La parte più consistente dello stanziamento, pari a 6 milioni di dollari, sarà destinata al rafforzamento dell’economia e dell’occupazione. È una scelta che punta a rimettere in moto il tessuto produttivo e a creare spazi di ripresa per famiglie e imprese che hanno subito gli effetti più duri della crisi. Senza lavoro, ogni ricostruzione resta incompleta. Con il lavoro, invece, può cominciare un percorso più stabile.
Alla sanità andranno 5 milioni di dollari, con l’obiettivo di ampliare l’accesso alle cure e sostenere i servizi essenziali nelle comunità maggiormente provate. In contesti fragili, la salute non è mai un capitolo separato: è la base su cui si reggono la resilienza delle famiglie, la tenuta sociale e la possibilità stessa di ripartire. Per questo il rafforzamento dei presidi sanitari assume un valore che va oltre l’emergenza immediata.
Anche l’istruzione avrà un ruolo centrale nel piano. Tre milioni di dollari saranno impiegati per favorire il ritorno dei bambini a scuola e garantire una continuità nell’apprendimento. Dopo le interruzioni e le difficoltà imposte dal conflitto, riportare gli studenti in classe significa proteggere il futuro. Significa impedire che una generazione perda il proprio tempo più prezioso.
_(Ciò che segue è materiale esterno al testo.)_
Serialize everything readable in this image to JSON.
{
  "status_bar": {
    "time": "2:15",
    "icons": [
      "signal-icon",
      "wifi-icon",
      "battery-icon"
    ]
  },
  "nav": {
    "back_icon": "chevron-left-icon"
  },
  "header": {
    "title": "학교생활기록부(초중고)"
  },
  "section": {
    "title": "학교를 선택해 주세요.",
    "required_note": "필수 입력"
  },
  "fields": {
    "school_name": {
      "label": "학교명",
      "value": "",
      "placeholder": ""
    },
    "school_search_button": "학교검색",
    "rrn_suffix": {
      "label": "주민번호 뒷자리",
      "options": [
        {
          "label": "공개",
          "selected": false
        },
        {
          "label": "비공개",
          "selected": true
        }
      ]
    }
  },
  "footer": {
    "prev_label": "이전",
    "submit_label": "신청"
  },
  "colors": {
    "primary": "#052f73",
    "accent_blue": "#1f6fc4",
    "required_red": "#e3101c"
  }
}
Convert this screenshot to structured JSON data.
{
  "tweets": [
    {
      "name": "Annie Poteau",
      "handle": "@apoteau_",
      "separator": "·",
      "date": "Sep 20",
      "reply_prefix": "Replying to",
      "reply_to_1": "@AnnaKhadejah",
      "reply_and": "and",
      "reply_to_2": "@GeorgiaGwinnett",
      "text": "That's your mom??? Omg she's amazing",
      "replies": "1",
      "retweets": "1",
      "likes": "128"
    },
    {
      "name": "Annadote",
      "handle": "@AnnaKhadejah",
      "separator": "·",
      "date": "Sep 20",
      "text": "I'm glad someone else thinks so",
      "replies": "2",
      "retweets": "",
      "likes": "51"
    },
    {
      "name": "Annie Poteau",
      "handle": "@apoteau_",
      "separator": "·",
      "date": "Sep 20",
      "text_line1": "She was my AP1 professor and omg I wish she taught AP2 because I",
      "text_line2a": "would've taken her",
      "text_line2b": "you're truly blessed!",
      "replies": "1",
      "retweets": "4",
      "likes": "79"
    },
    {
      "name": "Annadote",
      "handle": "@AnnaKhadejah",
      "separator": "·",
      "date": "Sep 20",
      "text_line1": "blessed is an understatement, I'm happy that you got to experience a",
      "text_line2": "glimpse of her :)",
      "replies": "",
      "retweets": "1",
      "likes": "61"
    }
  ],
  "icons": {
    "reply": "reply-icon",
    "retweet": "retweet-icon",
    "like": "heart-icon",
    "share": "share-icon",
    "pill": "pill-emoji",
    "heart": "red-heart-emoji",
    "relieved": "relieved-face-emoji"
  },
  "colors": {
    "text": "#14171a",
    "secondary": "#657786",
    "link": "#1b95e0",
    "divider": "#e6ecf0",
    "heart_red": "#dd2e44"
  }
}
Un ulteriore milione di dollari sarà dedicato alla sicurezza pubblica. Le priorità includono la bonifica delle mine terrestri, la rimozione delle macerie e il potenziamento dei sistemi di risposta alle emergenze nelle aree colpite. Sono interventi meno visibili, ma decisivi. Prima ancora di ricostruire, bisogna rendere i territori nuovamente abitabili e sicuri.
Nel complesso, il messaggio del piano è chiaro: la ricostruzione non passa solo attraverso le infrastrutture, ma attraverso la capacità di restituire alle persone strumenti concreti per vivere, curarsi, studiare e lavorare. Le donazioni, se orientate con metodo, possono diventare più di un sostegno temporaneo. Possono diventare un motore di ripartenza per le comunità.